Thornier sacó la cabeza calmosamente por la ventana de la sala de control, contemplando al furioso encargado con las cejas enarcadas.

—¿Me llama, señor d’Uccia?

D’Uccia inspiró dos o tres jadeantes hálitos antes de poder recuperar fuerzas para poder aullar de nuevo.

—¡Thornier!

—¿Sí, señor?

—Es el fin, ¿lo oyes?

—¿El fin de qué, jefe?

—Es el fin. Voy a ir a la tienda de electrodomésticos. Voy a comprar una máquina limpiadora. Tienes dos semanas para buscarte otro empleo.

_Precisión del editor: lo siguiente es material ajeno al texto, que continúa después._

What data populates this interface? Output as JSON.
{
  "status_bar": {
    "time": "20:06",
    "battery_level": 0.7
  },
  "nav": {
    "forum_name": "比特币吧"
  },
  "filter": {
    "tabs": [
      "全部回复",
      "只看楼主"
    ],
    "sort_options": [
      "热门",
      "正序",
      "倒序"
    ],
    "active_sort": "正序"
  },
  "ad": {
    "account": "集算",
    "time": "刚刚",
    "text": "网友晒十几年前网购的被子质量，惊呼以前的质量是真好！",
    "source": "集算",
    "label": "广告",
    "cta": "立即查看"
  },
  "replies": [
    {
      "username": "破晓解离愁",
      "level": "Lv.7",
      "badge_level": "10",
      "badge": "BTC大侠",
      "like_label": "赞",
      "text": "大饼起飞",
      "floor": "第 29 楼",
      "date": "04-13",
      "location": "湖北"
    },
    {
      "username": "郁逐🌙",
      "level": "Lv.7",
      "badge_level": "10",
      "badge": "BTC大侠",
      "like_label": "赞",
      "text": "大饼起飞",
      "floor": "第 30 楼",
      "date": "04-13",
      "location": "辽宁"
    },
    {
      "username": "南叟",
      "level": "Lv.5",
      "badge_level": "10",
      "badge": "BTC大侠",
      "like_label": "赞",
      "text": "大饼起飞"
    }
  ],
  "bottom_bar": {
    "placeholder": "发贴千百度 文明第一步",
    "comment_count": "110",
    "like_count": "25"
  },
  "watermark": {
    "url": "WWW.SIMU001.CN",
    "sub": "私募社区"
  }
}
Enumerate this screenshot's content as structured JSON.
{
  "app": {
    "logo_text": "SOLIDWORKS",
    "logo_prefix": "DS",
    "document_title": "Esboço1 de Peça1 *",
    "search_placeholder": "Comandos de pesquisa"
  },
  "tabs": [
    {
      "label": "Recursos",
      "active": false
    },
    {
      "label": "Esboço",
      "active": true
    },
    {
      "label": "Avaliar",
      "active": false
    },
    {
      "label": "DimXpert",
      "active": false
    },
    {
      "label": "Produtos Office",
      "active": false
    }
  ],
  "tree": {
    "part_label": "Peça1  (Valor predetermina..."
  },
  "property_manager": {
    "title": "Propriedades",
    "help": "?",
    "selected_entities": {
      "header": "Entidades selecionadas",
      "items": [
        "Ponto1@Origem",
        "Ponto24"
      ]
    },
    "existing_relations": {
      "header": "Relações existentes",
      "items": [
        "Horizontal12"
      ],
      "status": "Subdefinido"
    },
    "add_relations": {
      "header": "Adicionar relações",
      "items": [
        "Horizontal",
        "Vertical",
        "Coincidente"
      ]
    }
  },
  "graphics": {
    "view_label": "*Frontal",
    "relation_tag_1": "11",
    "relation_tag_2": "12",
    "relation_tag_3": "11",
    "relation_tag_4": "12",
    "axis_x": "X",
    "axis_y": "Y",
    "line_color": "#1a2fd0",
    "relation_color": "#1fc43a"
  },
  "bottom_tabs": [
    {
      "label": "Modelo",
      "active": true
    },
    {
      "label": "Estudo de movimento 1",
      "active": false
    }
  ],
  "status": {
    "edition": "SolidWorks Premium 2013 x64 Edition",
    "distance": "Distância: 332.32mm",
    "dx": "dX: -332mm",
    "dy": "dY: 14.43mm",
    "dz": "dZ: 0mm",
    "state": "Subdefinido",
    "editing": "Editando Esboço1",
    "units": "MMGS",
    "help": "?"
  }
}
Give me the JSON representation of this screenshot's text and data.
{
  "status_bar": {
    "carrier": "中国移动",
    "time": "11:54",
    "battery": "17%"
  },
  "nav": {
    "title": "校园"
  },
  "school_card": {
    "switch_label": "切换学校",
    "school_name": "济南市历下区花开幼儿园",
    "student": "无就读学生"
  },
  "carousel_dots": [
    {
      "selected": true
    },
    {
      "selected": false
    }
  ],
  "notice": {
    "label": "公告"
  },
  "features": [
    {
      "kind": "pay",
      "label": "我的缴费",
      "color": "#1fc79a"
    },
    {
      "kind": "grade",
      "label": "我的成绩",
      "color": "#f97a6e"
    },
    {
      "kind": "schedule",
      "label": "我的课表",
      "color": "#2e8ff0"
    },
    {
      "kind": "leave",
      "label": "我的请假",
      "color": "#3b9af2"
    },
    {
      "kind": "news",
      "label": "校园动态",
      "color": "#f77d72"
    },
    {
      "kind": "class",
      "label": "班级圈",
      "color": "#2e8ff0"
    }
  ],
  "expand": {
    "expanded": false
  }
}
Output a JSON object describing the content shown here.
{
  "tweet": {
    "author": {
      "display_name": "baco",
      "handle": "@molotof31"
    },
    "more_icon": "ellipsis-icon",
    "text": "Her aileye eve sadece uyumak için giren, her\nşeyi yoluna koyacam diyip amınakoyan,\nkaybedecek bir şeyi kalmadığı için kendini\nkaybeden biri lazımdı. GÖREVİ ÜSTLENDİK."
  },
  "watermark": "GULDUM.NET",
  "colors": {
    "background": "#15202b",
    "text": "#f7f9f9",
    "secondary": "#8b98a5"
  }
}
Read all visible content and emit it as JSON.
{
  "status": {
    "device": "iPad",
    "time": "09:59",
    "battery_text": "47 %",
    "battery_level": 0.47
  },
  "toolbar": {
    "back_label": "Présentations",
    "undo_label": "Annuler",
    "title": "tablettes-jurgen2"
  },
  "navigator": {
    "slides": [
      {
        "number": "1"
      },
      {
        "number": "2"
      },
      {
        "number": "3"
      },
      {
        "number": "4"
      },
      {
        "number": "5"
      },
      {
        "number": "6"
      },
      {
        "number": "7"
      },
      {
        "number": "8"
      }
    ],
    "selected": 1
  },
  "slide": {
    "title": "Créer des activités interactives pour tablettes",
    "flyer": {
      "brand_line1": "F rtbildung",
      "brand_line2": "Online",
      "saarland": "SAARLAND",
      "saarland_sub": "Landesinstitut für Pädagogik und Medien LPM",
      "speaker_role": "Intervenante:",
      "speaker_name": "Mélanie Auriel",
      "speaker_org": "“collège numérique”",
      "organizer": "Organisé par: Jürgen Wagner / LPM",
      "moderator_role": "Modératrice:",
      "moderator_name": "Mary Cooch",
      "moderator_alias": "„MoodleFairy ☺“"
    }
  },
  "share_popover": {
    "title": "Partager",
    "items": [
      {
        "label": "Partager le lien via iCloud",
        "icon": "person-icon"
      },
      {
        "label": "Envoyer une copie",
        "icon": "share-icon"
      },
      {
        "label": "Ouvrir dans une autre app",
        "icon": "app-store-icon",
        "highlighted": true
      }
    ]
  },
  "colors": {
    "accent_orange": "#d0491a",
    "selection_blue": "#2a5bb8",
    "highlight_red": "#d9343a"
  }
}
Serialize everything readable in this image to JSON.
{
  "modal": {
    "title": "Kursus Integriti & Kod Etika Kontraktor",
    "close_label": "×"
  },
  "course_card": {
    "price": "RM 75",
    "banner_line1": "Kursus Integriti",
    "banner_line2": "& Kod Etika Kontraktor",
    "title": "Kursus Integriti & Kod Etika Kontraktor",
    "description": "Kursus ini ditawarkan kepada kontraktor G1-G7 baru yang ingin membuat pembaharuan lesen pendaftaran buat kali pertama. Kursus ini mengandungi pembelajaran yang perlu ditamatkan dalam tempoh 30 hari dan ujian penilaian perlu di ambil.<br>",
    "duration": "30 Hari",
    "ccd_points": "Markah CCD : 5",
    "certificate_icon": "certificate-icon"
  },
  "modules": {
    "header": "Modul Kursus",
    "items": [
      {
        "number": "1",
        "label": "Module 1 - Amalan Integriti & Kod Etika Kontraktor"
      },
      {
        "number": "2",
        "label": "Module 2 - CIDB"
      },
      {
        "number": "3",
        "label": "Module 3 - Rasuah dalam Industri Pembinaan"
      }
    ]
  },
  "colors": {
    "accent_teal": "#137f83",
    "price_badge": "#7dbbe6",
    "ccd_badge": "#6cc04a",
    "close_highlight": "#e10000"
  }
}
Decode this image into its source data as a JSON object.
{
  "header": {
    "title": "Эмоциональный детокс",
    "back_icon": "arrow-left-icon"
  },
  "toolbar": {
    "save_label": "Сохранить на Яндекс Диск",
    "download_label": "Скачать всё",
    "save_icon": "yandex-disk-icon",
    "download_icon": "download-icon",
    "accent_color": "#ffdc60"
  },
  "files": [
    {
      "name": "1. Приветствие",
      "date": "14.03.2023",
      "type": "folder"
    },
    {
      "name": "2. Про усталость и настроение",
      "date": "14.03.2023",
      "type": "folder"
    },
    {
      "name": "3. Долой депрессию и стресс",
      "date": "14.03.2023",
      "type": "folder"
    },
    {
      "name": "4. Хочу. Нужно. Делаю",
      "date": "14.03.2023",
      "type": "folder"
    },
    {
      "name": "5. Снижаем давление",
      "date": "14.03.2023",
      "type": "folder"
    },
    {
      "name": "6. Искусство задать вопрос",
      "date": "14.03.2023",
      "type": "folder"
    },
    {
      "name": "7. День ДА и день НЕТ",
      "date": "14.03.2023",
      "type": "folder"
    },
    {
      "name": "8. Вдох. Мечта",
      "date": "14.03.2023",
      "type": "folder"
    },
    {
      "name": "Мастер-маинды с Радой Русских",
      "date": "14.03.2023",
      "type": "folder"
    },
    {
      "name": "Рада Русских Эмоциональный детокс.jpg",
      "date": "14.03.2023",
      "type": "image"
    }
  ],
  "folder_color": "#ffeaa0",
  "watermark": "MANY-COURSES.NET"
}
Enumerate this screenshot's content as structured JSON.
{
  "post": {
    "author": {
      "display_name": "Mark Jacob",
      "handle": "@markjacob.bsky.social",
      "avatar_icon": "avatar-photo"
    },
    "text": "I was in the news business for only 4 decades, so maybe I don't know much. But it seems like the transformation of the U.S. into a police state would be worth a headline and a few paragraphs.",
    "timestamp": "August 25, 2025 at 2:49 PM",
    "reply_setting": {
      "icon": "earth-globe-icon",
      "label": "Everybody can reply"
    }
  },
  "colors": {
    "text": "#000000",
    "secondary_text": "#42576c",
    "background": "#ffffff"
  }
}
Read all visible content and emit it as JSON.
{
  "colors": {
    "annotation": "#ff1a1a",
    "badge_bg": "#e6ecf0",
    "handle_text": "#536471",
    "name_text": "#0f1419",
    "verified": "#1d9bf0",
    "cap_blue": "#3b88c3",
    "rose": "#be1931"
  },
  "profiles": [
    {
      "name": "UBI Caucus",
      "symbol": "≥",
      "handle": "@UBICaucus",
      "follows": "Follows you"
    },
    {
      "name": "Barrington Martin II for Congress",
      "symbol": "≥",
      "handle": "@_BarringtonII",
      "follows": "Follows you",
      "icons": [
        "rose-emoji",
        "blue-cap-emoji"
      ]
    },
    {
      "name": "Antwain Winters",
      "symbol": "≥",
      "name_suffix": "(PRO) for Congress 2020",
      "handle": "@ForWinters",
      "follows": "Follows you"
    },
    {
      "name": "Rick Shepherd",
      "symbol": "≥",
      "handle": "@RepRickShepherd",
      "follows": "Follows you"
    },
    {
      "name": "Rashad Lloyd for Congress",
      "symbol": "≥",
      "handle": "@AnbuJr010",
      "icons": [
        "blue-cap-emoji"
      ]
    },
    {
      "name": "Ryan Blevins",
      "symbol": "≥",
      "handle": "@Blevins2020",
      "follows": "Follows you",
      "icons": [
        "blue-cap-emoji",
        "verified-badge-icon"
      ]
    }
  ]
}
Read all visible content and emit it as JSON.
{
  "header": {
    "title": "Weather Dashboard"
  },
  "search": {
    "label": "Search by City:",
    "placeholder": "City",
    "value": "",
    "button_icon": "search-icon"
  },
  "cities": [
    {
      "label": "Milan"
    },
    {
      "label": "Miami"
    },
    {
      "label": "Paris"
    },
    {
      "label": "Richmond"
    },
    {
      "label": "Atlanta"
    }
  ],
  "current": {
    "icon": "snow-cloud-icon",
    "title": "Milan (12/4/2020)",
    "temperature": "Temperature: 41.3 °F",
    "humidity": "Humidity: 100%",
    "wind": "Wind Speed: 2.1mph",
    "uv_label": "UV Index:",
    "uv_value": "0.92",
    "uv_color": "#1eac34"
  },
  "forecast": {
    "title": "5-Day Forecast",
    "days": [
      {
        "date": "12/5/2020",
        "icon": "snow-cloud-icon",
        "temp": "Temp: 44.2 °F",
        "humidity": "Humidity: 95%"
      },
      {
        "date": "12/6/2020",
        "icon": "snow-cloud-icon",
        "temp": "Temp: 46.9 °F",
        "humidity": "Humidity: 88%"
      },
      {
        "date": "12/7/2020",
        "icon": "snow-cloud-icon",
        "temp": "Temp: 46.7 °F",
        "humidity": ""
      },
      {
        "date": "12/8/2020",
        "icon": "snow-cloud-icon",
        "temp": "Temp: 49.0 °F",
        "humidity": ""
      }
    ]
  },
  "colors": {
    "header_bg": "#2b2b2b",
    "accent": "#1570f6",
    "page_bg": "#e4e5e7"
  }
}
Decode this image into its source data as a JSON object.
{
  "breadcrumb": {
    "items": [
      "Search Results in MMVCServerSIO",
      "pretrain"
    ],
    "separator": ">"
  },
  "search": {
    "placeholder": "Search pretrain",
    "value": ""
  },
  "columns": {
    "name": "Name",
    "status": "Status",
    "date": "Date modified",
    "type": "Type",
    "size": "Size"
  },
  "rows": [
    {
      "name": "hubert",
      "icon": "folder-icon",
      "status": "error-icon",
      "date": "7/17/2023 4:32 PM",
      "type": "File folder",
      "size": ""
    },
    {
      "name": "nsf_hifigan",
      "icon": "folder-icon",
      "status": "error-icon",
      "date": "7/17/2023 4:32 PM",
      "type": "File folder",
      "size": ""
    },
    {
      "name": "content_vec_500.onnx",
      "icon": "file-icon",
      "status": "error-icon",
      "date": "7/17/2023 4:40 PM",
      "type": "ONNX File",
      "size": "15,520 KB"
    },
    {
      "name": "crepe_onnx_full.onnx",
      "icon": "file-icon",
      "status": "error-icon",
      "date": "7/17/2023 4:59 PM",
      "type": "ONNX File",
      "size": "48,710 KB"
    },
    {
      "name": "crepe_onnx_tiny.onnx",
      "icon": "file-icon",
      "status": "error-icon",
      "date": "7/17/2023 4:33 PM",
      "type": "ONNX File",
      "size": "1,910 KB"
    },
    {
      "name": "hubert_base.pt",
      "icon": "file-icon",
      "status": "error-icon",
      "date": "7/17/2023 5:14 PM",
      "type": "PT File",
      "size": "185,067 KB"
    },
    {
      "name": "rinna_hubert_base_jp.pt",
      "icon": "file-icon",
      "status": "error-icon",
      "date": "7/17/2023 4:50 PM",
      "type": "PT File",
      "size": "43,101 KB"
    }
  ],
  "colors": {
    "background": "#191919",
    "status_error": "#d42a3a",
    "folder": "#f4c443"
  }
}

—Dile que no quieres esas semanas —gruñó en voz baja Rick desde cerca—. Lárgate ahora mismo.

—De acuerdo, señor d’Uccia —dijo con tranquilidad Thornier.

D’Uccia se quedó allí babeando, pensando si abalanzarse, agitando impotente el pensamiento. Finalmente lo tiró pasillo adelante con una maldición y, girando, se marchó cojeando dolorido.

—¡Vaya! —exhaló Rick— ¿Qué es lo que hiciste?

Thornier se lo dijo. El técnico agitó la cabeza.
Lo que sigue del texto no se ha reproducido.